Avec des participations à Palace, Molenbeek, Botafogo et maintenant l’Olympique Lyonnais, les questions se posent donc sur le fonctionnement de ces clubs dans les saisons à venir. Textor veut faire de l’OL une « pierre angulaire du projet », cela voudrait dire que des joueurs pourraient être envoyés au Groupama Stadium comme destination finale, comme Red Bull le fait avec Leipzig ? On voit bien que ce modèle n’est pas encore pleinement rodé et qu’il y a de nombreuses failles, notamment avec le système de prêts à répétition à travers les clubs. Le premier exemple de ce genre de transfert dans la “famille Textor” est le prêt cette saison de Montes de Palace à Molenbeek, qui est loin d’être concluant selon Bruno. Matt quant à lui pense que cette coopération sera bien présente, alors que les deux supporters ont vraisemblablement très hâte de voir comment cela pourrait se concrétiser et apporter à leur club : « Je pense que cela serait bénéfique pour les deux clubs (Lyon et Crystal Palace) si c’est bien géré sur le long terme. Ce qui sera important ce n’est qu’aucun des deux clubs ne prenne l'avantage dans l’esprit de Textor, » explique Dan. « L’achat de joueurs français est devenu une marque de fabrique de Palace dans l’ère de la Premier League et j’ai très hâte de voir comment cette relation pourrait bénéficier aux deux clubs. J’espère voir beaucoup de transferts et de prêts entre les clubs dans un futur proche, » ajoute Bruno.
Alors que nous sommes bien au fait du fonctionnement de l’OL International Community, un petit groupe de clubs qui travaillent avec l’OL, notamment sur la formation et le développement de jeunes talents à travers le globe, nous avons donc plus de questionnements sur la façon dont va se matérialiser la relation entre Palace et l’OL, voire même avec les deux autres clubs de Textor, en attendant l’acquisition hypothétiques d’autres entités encore.

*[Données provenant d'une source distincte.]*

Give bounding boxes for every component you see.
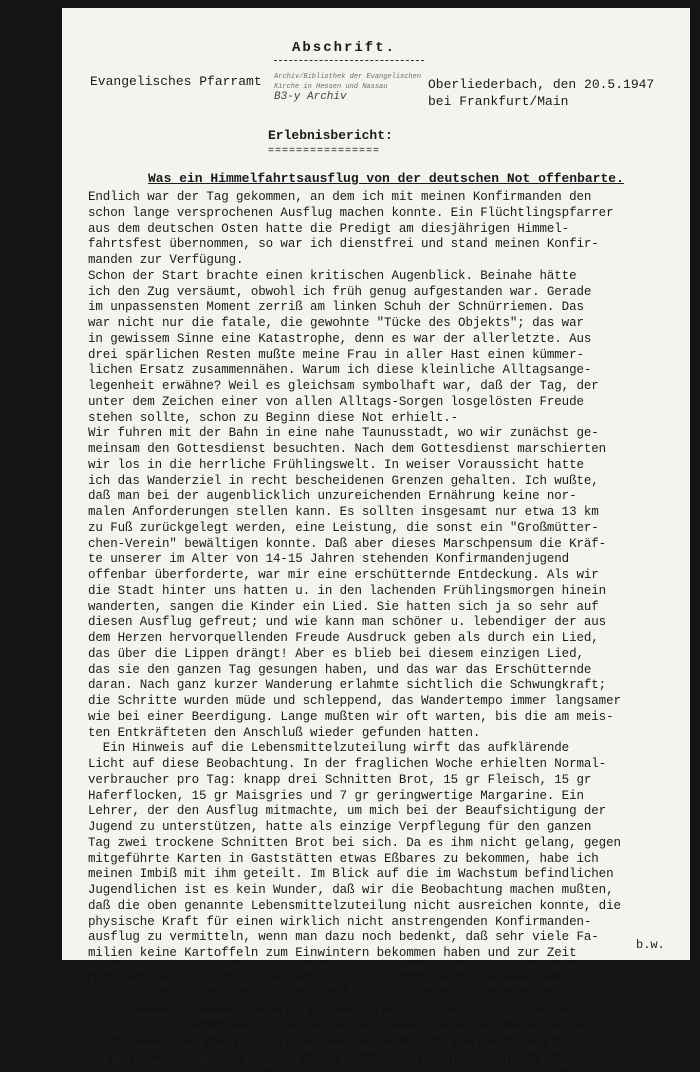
text-line: daß man bei der augenblicklich unzureichenden Ernährung keine nor- [88, 489, 577, 504]
text-line: verbraucher pro Tag: knapp drei Schnitten Brot, 15 gr Fleisch, 15 gr [88, 772, 592, 787]
text-line: schon lange versprochenen Ausflug machen konnte. Ein Flüchtlingspfarrer [88, 205, 614, 220]
text-line: die Stadt hinter uns hatten u. in den lachenden Frühlingsmorgen hinein [88, 583, 607, 598]
place-date-line: bei Frankfurt/Main [428, 94, 569, 109]
text-line: Haferflocken, 15 gr Maisgries und 7 gr geringwertige Margarine. Ein [88, 788, 584, 803]
stamp-line: Kirche in Hessen und Nassau [274, 83, 388, 91]
text-line: Tag zwei trockene Schnitten Brot bei sich. Da es ihm nicht gelang, gegen [88, 835, 621, 850]
stamp-line: B3-y Archiv [274, 91, 347, 103]
text-line: mitgeführte Karten in Gaststätten etwas Eßbares zu bekommen, habe ich [88, 851, 599, 866]
text-line: Licht auf diese Beobachtung. In der fraglichen Woche erhielten Normal- [88, 757, 607, 771]
text-line: die Schritte wurden müde und schleppend, das Wandertempo immer langsamer [88, 694, 621, 708]
text-line: war nicht nur die fatale, die gewohnte "Tücke des Objekts"; das war [88, 316, 584, 330]
document-page [62, 8, 690, 1071]
text-line: drei spärlichen Resten mußte meine Frau in aller Hast einen kümmer- [88, 347, 584, 362]
text-line: wanderten, sangen die Kinder ein Lied. Sie hatten sich ja so sehr auf [88, 599, 599, 614]
text-line: daran. Nach ganz kurzer Wanderung erlahmte sichtlich die Schwungkraft; [88, 678, 607, 693]
continue-mark: b.w. [636, 938, 665, 952]
text-line: Jugendlichen ist es kein Wunder, daß wir die Beobachtung machen mußten, [88, 883, 614, 897]
text-line: wir los in die herrliche Frühlingswelt. In weiser Voraussicht hatte [88, 457, 584, 472]
text-line: lichen Ersatz zusammennähen. Warum ich diese kleinliche Alltagsange- [88, 363, 592, 378]
report-title: Erlebnisbericht: [268, 128, 393, 143]
text-line: meinen Imbiß mit ihm geteilt. Im Blick auf die im Wachstum befindlichen [88, 867, 614, 882]
text-line: in gewissem Sinne eine Katastrophe, denn es war der allerletzte. Aus [88, 331, 592, 346]
place-date [428, 76, 654, 110]
text-line: manden zur Verfügung. [88, 253, 244, 267]
document-title: Abschrift. [292, 40, 397, 56]
archive-stamp [274, 72, 424, 116]
text-line: legenheit erwähne? Weil es gleichsam symbolhaft war, daß der Tag, der [88, 379, 599, 393]
sender: Evangelisches Pfarramt [90, 74, 262, 89]
text-line: das sie den ganzen Tag gesungen haben, und das war das Erschütternde [88, 662, 592, 677]
text-line: ten Entkräfteten den Anschluß wieder gefunden hatten. [88, 725, 481, 740]
text-line: chen-Verein" bewältigen konnte. Daß aber dieses Marschpensum die Kräf- [88, 536, 607, 551]
text-line: toffelschalen. Meine Frau gab zur Antwort, wir hätten selber Kaninchen, [88, 1056, 614, 1071]
place-date-line: Oberliederbach, den 20.5.1947 [428, 77, 655, 92]
text-line: fahrtsfest übernommen, so war ich dienstfrei und stand meinen Konfir- [88, 237, 599, 252]
text-line: wie bei einer Beerdigung. Lange mußten wir oft warten, bis die am meis- [88, 709, 614, 724]
text-line: fristen können. Von Satt-Essen ist ja schon lange keine Rede mehr. [88, 977, 577, 992]
report-title-underline: ================ [268, 146, 381, 157]
text-line: stehen sollte, schon zu Beginn diese Not erhielt.- [88, 410, 459, 425]
text-line: aus dem deutschen Osten hatte die Predigt am diesjährigen Himmel- [88, 221, 570, 236]
text-line: ich den Zug versäumt, obwohl ich früh genug aufgestanden war. Gerade [88, 284, 592, 299]
text-line: das über die Lippen drängt! Aber es blieb bei diesem einzigen Lied, [88, 646, 584, 661]
text-line: physische Kraft für einen wirklich nicht anstrengenden Konfirmanden- [88, 914, 592, 929]
text-line: ich das Wanderziel in recht bescheidenen Grenzen gehalten. Ich wußte, [88, 473, 599, 488]
text-line: Endlich war der Tag gekommen, an dem ich mit meinen Konfirmanden den [88, 190, 592, 204]
text-line: daß die oben genannte Lebensmittelzuteilung nicht ausreichen konnte, die [88, 898, 621, 913]
text-line: zu Fuß zurückgelegt werden, eine Leistung, die sonst ein "Großmütter- [88, 520, 599, 535]
text-line: Wir fuhren mit der Bahn in eine nahe Taunusstadt, wo wir zunächst ge- [88, 426, 599, 441]
text-line: diesen Ausflug gefreut; und wie kann man schöner u. lebendiger der aus [88, 615, 607, 630]
text-line: Vorortgemeinde Frankfurts in meinem Hause vor und bettelte um Kar- [88, 1040, 577, 1055]
text-line: im unpassensten Moment zerriß am linken Schuh der Schnürriemen. Das [88, 300, 584, 315]
text-line: außer den offiziellen Zuteilungen nichts haben, womit sie ihr Dasein [88, 961, 592, 976]
text-line: meinsam den Gottesdienst besuchten. Nach dem Gottesdienst marschierten [88, 442, 607, 456]
text-line: Ein Hinweis auf die Lebensmittelzuteilung wirft das aufklärende [88, 741, 570, 756]
headline: Was ein Himmelfahrtsausflug von der deutschen Not offenbarte. [148, 171, 624, 186]
text-line: ausflug zu vermitteln, wenn man dazu noch bedenkt, daß sehr viele Fa- [88, 930, 599, 945]
text-line: malen Anforderungen stellen kann. Es sollten insgesamt nur etwa 13 km [88, 505, 599, 519]
text-line: Jugend zu unterstützen, hatte als einzige Verpflegung für den ganzen [88, 820, 592, 834]
text-line [88, 993, 678, 1009]
stamp-line: Archiv/Bibliothek der Evangelischen [274, 73, 422, 81]
text-line: milien keine Kartoffeln zum Einwintern bekommen haben und zur Zeit [88, 946, 577, 960]
text-line: Schon der Start brachte einen kritischen Augenblick. Beinahe hätte [88, 268, 577, 283]
text-line: unter dem Zeichen einer von allen Alltags-Sorgen losgelösten Freude [88, 394, 584, 409]
title-rule [274, 60, 424, 61]
text-line: offenbar überforderte, war mir eine erschütternde Entdeckung. Als wir [88, 568, 599, 582]
body-text [88, 190, 678, 1072]
text-line: In diesem Zusammenhang ein kleines Erlebnis, das für sich selber [88, 1009, 577, 1023]
text-line: Lehrer, der den Ausflug mitmachte, um mich bei der Beaufsichtigung der [88, 804, 607, 819]
text-line: te unserer im Alter von 14-15 Jahren stehenden Konfirmandenjugend [88, 552, 570, 567]
text-line: spricht. Einige Wochen vorher sprach ein Mann aus einer benachbarten [88, 1024, 592, 1039]
text-line: dem Herzen hervorquellenden Freude Ausdruck geben als durch ein Lied, [88, 631, 599, 645]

Ce que soulignent les supporters cependant est que la relation entre fans est déjà importante : « Depuis l’achat de Botafogo, une relation forte s’est développée entre les supporters du club brésilien et ceux du sud de Londres – et cela a été cultivée par l’admiration publique qu’exprime Textor quant aux deux groupes de supporters, » explique Bruno.

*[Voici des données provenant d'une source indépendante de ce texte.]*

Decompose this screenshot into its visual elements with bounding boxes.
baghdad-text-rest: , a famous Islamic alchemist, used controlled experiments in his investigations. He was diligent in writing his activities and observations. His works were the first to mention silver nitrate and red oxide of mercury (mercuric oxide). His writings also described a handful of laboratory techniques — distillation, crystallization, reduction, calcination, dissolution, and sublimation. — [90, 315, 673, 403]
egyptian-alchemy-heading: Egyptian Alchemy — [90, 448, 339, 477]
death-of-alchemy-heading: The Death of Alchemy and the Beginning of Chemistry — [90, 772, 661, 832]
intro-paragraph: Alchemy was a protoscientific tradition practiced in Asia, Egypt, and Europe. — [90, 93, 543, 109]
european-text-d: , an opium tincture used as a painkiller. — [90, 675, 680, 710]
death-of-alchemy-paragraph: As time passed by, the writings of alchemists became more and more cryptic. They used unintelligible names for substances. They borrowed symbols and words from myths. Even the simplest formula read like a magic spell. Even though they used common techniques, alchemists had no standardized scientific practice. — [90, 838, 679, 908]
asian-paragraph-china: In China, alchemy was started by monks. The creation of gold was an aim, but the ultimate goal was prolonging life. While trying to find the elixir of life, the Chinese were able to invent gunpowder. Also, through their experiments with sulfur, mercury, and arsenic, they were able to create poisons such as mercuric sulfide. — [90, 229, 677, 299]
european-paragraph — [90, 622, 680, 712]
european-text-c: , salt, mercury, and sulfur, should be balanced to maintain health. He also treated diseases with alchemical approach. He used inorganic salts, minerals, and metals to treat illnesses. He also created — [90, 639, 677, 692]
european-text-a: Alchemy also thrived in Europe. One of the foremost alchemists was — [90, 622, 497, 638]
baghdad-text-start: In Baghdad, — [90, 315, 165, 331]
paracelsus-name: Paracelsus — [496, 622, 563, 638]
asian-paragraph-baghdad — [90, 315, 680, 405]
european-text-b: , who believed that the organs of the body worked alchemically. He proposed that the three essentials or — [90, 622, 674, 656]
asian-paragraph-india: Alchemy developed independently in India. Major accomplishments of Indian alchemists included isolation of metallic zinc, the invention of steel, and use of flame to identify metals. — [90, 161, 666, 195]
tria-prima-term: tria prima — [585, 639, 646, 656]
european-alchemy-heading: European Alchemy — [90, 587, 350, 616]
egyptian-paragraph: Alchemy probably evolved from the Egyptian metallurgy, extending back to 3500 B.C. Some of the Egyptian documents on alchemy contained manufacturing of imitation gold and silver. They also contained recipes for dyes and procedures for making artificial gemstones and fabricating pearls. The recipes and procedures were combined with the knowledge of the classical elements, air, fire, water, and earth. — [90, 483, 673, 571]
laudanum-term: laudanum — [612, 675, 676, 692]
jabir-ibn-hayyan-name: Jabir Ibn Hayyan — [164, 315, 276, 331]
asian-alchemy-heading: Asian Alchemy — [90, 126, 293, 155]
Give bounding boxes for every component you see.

Les fans de l’OL et de Botafogo ont déjà bien échangé depuis la nouvelle du futur investissement de Textor dans le club des Gones, de par la relation historique entre Lyon et le Brésil. Il faudra observer si des relations amicales se développent avec Crystal Palace et les fans des Eagles. Nul doute cependant que l’Olympique Lyonnais entre dans une nouvelle ère. Positive ou négative ? On devrait y voir plus clair dans les mois à venir. Il y a cependant un bon pressentiment chez une partie des supporters des Gones qui se basent notamment sur ce qui a pu être observé de l’implication et de la gestion de Textor dans les autres clubs qu’il co-détient. Wait and see, comme on dit outre-Manche.